Abstract

Rapid cell death induced in the resistant cowpea cultivar, Dixie Cream, by the monokaryotic stage of race 1 of the cowpea rust fungus was delayed by treatments with Superoxide dismutase, mannitol, catalase and the lipoxygenase inhibitor salicyl hydroxamic acid. These treatments also delayed cell death caused by a cultivar-specific elicitor of necrosis present in intercellular washing fluids from monokaryon-infectcd susceptible plants. The data suggest that active oxygen species, hydrogen peroxide and lipid peroxidation may be involved in both elicitor- and fungal-induced cell death, and in both cases, treatments were effective when applied close to the onset of the first cytological signs of necrosis. Pre-inoculation treatment of cv. Dixie Cream with heat, or prenecrosis treatments with the protein synthesis inhibitor blasticidin S or abscisic acid, also delayed fungal-induced cell death, but heat was the only treatment of all those tested that resulted in a slight increase in fungal growth.
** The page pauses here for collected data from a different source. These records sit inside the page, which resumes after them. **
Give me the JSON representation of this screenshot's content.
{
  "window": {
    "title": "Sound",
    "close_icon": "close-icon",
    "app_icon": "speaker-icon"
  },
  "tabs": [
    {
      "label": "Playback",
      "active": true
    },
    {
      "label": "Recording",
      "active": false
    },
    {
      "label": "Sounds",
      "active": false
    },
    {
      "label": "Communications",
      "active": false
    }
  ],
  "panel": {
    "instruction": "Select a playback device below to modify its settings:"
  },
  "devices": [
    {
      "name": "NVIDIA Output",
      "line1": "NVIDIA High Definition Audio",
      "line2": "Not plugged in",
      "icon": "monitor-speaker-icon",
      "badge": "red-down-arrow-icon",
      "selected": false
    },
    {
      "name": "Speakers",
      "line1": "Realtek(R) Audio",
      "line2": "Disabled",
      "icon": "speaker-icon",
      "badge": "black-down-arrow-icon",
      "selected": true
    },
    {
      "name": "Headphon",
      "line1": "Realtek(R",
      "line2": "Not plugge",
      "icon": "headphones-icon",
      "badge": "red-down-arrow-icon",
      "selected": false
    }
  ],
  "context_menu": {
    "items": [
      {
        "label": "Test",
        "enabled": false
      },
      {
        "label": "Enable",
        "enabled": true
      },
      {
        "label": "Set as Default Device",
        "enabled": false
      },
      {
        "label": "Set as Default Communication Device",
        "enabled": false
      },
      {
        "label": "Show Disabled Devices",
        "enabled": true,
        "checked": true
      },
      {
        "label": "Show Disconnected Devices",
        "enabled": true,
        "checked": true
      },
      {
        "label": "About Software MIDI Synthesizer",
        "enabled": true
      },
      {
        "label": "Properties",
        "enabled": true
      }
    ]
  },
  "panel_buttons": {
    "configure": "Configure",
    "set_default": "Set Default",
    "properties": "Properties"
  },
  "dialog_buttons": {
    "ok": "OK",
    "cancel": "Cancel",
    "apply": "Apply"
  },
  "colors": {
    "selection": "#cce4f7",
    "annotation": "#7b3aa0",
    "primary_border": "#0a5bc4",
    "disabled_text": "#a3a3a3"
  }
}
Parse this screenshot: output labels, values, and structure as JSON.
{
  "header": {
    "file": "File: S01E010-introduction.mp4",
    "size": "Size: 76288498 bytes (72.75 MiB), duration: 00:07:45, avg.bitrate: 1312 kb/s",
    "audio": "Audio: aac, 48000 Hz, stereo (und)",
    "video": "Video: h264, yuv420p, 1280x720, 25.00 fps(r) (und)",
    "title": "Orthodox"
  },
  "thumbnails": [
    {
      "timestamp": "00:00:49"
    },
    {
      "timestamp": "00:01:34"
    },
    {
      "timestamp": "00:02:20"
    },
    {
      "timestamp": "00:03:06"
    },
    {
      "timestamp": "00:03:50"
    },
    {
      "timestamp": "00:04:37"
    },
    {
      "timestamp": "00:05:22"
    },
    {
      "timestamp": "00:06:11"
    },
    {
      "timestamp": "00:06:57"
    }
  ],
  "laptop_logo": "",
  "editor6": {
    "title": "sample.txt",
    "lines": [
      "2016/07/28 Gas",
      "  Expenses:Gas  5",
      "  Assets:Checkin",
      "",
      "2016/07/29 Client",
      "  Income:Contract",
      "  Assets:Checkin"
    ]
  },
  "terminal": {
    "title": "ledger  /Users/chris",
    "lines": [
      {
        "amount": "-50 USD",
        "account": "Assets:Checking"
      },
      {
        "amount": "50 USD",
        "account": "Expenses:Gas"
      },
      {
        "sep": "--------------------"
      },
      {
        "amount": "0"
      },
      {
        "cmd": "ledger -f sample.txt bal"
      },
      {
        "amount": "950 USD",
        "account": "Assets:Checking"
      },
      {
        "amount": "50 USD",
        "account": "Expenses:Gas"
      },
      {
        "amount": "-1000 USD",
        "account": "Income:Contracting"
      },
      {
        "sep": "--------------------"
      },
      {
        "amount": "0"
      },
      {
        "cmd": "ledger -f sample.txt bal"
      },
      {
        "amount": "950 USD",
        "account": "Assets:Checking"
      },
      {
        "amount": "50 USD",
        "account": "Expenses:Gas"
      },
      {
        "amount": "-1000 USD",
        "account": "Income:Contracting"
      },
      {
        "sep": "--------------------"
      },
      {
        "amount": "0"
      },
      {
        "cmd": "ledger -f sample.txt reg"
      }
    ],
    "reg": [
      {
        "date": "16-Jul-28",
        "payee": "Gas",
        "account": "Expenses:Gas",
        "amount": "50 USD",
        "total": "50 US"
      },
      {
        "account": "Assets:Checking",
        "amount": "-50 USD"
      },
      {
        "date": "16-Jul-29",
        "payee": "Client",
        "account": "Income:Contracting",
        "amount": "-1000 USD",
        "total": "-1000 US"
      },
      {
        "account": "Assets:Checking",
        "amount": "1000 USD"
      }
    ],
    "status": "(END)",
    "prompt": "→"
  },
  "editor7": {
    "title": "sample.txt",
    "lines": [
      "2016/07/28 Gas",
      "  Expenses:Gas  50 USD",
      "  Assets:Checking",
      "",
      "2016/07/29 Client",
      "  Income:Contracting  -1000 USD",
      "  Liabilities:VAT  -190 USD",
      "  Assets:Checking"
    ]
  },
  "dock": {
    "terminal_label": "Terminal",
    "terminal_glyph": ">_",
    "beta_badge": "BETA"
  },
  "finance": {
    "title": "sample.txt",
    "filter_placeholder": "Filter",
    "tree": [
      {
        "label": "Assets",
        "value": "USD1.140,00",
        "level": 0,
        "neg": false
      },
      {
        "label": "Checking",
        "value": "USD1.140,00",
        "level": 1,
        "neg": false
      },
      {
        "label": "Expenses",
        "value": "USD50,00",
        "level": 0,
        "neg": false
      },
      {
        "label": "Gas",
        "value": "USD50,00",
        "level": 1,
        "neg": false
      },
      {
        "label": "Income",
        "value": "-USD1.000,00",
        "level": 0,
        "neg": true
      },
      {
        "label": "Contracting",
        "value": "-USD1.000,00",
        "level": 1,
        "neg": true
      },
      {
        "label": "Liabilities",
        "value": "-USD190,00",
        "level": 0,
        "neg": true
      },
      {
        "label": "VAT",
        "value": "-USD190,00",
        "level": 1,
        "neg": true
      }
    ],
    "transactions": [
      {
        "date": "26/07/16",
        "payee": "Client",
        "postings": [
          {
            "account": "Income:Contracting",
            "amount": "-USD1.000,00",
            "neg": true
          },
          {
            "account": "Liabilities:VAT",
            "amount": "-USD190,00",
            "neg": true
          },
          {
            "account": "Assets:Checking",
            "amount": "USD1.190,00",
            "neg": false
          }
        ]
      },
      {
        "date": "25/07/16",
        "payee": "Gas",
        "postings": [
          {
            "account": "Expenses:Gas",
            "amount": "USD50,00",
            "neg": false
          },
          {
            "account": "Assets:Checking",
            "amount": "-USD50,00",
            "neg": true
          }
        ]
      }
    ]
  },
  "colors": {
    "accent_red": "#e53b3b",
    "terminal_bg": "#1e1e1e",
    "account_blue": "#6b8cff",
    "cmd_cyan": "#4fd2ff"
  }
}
Cell death was also delayed by damaging or killing the fungus at various stages before the normal onset of necrosis suggesting the necessity for sustained fungal metabolism. All of these data, and the time-course of elicitor-induced necrosis, are consistent with the hypothesis that the elicitor is the primary cause of cell death in this incompatible plant-fungal interaction. However, the data also suggest that cell death may not be the primary cause of the cessation of fungal growth.